Contre la violence : Le silence n’est pas une option
À l’occasion des 16 Jours d’Activisme pour l’élimination de la violence à l’égard des femmes et des filles, je tiens à le dire haut et fort : rien ne doit constituer un obstacle à la dénonciation des abus qu’elles subissent.
Trop souvent la société inverse la culpabilité, cherchant à accabler les victimes de ces sévices en tentant de trouver une justification à la violence. Cette démarche, ce « victim blaming », est une violence psychologique et morale aussi grande que l’acte dénoncé.
Des questions comme : « Où étais-tu ? », « Que portais-tu ? », « Pourquoi étais-tu seule avec lui? » et tant d’autres de ce genre sont criminelles en elles-mêmes.
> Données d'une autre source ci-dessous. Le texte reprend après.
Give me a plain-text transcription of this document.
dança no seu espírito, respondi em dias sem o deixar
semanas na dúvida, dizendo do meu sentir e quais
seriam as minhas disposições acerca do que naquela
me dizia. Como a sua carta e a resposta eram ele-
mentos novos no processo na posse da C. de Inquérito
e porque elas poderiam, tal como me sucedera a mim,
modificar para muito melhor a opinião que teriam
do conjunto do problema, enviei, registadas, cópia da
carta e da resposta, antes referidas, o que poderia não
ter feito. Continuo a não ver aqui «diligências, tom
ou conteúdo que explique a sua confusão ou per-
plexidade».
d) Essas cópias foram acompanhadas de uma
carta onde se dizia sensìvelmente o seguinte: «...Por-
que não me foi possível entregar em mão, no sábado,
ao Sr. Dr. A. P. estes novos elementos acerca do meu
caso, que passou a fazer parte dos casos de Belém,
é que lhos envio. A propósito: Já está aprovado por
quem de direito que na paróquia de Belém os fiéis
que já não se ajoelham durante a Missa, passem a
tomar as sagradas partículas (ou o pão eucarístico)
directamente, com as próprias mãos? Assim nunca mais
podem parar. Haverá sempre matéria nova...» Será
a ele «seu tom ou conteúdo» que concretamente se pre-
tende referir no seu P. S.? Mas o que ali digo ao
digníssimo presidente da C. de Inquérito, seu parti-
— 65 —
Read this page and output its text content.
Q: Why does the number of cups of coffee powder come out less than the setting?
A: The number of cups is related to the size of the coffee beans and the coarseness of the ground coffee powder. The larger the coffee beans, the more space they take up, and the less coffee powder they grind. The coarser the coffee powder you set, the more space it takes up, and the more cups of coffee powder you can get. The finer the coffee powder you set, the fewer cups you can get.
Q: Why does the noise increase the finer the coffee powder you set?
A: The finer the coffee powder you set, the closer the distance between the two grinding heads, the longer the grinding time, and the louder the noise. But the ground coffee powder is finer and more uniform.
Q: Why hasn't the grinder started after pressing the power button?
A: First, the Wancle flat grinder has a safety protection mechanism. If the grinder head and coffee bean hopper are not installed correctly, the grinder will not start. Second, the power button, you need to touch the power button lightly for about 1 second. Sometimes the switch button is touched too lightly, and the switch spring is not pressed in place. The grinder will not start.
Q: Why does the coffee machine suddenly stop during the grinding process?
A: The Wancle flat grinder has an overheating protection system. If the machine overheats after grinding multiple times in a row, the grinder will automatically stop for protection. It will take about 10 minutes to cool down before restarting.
Elles valident l’agression et minent la confiance des victimes.
Je regrette de constater que ces questions émanent encore trop souvent de la gent masculine. Si la solidarité est une vertu, l’omerta dans ce contexte est un véritable poison social. Ensemble, indépendamment de notre genre, nous devons dénoncer et condamner fermement ces violences. Le devoir de la société est de croire, de protéger et de soutenir la victime.
Alors que nos vies se déplacent de plus en plus dans le monde digital, l’espace numérique est devenu un nouveau terrain de chasse pour les agresseurs. La cyberviolence, le harcèlement en ligne, le revenge porn et la diffusion de discours haineux créent des environnements toxiques, forçant les femmes et les filles à se censurer ou à se retirer.
Un espace numérique sécurisé doit être un droit fondamental, non un privilège.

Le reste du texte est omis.